President Donald Trump, who last month ordered NASA to go back to the moon, was seemingly swayed by a Fox Business segment on Friday, tweeting shortly after that the space exploration agency "should NOT" be moon-bound and focus instead on "much bigger things."
Fox Business Network anchor Neil Cavuto at around 12:30 pm. EST said NASA is "refocusing on the moon, the next sort of quest, if you will, but didn't we do this moon thing quite a few decades ago?" according to a clip shared by a senior fellow with the liberal watchdog Media Matters for America.
Just over an hour later, Trump, an avid watcher of Fox News and Fox Business programs, tweeted, very similarly to Cavuto, "For all of the money we are spending, NASA should NOT be talking about going to the Moon - We did that 50 years ago."
The president continued: "They should be focused on the much bigger things we are doing, including Mars (of which the Moon is a part), Defense and Science!"
When Trump starts tweeting about a weird thing for no apparent reason...
— Matthew Gertz (@MattGertz) June 7, 2019
Left, Fox Business, 12:26 p.m.
Neil Cavuto: NASA is "refocusing on the moon, the next sort of quest, if you will, but didn't we do this moon thing quite a few decades ago?"
Right, Trump, 1:38 p.m. pic.twitter.com/oRTPu4TWEm
Trump's tweet was an about-face from a post on May 13 in which he expressed great pride in sending NASA back to the moon.
"Under my Administration, we are restoring @NASA to greatness and we are going back to the Moon, then Mars," Trump tweeted at the time. "I am updating my budget to include an additional $1.6 billion so that we can return to Space in a BIG WAY!"

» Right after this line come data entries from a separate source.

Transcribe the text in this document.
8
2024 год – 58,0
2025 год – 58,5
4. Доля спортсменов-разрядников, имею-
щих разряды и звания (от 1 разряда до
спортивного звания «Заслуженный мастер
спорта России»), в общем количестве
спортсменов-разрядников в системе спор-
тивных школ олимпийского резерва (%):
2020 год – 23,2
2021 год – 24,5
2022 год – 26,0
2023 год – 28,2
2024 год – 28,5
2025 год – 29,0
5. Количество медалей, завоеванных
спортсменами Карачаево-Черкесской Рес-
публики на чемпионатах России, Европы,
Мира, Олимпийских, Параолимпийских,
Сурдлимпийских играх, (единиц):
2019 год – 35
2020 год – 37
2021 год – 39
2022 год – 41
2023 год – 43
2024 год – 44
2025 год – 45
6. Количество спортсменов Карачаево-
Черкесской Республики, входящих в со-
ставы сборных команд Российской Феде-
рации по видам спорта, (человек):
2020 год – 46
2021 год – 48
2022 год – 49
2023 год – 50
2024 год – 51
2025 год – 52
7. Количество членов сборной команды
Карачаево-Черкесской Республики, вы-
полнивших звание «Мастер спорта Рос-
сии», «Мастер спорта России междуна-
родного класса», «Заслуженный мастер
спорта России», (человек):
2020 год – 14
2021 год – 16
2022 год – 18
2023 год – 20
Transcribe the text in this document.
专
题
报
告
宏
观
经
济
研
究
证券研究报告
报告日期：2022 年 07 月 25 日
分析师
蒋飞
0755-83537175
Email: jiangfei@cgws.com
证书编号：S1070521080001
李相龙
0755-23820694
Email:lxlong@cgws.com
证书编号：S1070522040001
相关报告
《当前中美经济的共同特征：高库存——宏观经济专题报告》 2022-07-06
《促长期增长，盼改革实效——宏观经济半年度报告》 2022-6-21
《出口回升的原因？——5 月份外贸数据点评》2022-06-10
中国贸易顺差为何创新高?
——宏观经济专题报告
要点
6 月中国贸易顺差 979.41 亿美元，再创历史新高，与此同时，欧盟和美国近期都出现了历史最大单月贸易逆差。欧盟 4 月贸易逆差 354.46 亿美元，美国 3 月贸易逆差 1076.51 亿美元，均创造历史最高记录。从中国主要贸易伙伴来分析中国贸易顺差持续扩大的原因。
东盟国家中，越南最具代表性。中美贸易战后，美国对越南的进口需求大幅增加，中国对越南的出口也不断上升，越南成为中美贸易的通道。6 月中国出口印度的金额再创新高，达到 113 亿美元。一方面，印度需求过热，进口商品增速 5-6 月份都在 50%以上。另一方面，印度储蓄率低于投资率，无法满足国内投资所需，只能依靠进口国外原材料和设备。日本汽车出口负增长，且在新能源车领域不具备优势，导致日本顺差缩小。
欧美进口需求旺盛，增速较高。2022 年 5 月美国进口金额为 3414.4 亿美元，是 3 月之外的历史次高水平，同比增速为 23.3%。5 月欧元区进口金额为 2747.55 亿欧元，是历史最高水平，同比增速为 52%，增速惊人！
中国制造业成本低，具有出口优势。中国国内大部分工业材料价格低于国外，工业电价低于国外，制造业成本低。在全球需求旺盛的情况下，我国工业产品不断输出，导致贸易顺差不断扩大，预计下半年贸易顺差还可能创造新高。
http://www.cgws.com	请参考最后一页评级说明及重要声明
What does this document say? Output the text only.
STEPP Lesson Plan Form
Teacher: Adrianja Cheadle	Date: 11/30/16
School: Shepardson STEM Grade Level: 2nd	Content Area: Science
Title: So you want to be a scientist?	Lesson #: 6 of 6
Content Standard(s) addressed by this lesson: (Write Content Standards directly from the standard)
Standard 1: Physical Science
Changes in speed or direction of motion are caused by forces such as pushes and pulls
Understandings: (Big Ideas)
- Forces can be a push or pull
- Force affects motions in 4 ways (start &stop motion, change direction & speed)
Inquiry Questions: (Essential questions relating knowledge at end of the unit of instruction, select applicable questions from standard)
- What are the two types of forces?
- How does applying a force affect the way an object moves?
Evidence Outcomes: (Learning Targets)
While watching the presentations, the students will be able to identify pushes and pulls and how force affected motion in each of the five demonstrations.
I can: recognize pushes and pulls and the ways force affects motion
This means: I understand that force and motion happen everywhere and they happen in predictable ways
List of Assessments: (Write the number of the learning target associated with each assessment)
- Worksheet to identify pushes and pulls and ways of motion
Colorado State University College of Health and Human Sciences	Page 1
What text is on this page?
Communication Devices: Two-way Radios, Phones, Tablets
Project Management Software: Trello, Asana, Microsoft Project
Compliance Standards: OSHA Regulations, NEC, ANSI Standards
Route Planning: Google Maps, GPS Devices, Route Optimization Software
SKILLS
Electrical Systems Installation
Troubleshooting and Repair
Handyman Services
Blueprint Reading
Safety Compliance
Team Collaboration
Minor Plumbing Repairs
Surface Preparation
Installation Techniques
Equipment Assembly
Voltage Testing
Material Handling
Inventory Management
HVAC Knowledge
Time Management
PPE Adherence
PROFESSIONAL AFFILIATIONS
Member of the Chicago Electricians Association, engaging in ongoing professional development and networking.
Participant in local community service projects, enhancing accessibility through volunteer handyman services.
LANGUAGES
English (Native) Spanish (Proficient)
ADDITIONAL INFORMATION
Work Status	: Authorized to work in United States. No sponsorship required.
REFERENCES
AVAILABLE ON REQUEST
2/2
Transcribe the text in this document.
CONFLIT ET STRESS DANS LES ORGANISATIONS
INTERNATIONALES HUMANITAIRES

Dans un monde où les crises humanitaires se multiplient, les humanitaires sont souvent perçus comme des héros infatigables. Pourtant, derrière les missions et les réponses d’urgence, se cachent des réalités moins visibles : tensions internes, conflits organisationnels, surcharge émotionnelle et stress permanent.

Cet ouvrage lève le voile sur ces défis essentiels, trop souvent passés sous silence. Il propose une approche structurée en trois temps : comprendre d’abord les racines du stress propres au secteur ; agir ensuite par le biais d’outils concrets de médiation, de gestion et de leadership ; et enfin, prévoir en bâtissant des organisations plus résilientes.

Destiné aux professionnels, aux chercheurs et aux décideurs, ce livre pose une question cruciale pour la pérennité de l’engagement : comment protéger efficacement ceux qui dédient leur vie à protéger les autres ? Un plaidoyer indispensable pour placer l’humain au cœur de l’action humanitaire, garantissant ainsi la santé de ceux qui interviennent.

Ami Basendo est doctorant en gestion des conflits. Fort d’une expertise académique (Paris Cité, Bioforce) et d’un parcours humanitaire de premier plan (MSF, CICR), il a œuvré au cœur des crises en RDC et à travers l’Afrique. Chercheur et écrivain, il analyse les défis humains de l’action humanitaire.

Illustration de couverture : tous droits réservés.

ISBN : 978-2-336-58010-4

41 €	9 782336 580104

At the end of his first year as president, Trump authorized NASA to "lead an innovative space exploration program to send American astronauts back to the moon, and eventually Mars."

Twitter users on Friday also seized on Trump's new claim that the moon is part of Mars.
It did not appear that Fox can be blamed for the strange comment about the moon being part of Mars. However, it is likely that Trump's "Mars (of which the Moon is a part)" comment referred to NASA's talking point that going to the moon again would help efforts to later reach Mars.
In a CNN interview on Thursday, Apollo 11 astronaut Michael Collins mocked Trump's knowledge of Mars.
"I don't think he's too much aware of Mars," Collins opined of Trump. "Maybe he doesn't understand that there is a planet Mars."
Collins said that many experts consider the moon as a gateway to Mars, but that he stands with the minority view that going to Mars should be the priority.